Lok Sabha Speaker Sumitra Mahajan’s tenure as the presiding officer was not supposed to have generated the kind of pyrotechnics it has. For the first time in 30 years, there was a clear parliamentary majority in the Lower House, and an Opposition so decimated that not a single party qualified for the post of Leader of the Opposition. The Speaker of such a House was supposed to rule gently, allow the Opposition its space in debates and restore some of the deference to the Chair that more precariously balanced Lok Sabhas hadn’t in the past.
What is even more surprising is that it happened on the watch of the mild-mannered Ms. Mahajan, so identified with the image of an indulgent but proper elder sister, or Tai , that she has officially adopted it on her official resume.

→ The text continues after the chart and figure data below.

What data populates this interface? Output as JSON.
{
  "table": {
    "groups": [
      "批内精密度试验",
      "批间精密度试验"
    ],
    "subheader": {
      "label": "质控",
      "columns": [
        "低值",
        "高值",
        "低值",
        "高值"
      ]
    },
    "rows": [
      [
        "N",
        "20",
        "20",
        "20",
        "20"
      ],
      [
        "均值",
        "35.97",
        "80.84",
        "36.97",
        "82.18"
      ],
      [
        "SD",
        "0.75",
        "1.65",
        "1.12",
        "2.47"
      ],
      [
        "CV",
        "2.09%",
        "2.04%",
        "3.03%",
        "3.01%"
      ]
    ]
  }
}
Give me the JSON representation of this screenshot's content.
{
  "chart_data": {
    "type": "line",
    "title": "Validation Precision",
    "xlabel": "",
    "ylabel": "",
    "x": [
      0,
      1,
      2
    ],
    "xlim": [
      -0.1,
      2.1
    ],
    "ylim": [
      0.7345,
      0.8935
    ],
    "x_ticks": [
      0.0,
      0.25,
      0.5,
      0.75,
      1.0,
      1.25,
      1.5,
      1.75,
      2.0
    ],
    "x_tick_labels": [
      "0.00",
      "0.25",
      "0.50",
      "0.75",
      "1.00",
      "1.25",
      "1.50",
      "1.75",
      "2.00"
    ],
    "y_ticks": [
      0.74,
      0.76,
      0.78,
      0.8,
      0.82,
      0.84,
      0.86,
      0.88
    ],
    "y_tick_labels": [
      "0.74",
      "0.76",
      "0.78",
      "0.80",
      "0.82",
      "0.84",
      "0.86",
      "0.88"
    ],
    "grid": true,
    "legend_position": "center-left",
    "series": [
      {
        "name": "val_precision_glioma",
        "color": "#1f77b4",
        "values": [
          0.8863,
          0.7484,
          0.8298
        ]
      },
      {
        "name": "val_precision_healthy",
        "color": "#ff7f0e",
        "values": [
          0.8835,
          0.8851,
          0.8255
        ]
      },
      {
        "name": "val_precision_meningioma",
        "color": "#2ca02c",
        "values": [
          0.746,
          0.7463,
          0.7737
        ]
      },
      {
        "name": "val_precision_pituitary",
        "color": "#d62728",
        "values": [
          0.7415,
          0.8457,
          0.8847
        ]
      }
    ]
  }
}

Ms. Mahajan, 71, the woman with the largest number of Lok Sabha victories to her credit, eight in total, was determined to be uncharacteristically confrontationist. A famous story about Ms. Mahajan and other disgruntled Ministers of State in the Vajpayee government goes like this: “It was during Vajpayeeji’s premiership and we were all Ministers of State, but we had no work. Tai organised a tea party for us disgruntled lot; we shared our sorrows, Tai even sang the song mera sundar sapna toot gaya [my beautiful dream has been broken] in a sort of gallows humour to suit the occasion.”
Hardly fits the profile
Sumitra Mahajan quietly built equations with the then BJP president, Kushabhau Thakre, not only to deal with faction fights in the BJP’s Madhya Pradesh unit with the current BJP general secretary Kailash Vijayvargiya, but also to get a separate department of women and child welfare allotted to her under the HRD Ministry. Her actions on Monday hardly fit the non-confrontationist path she has usually adopted in the past.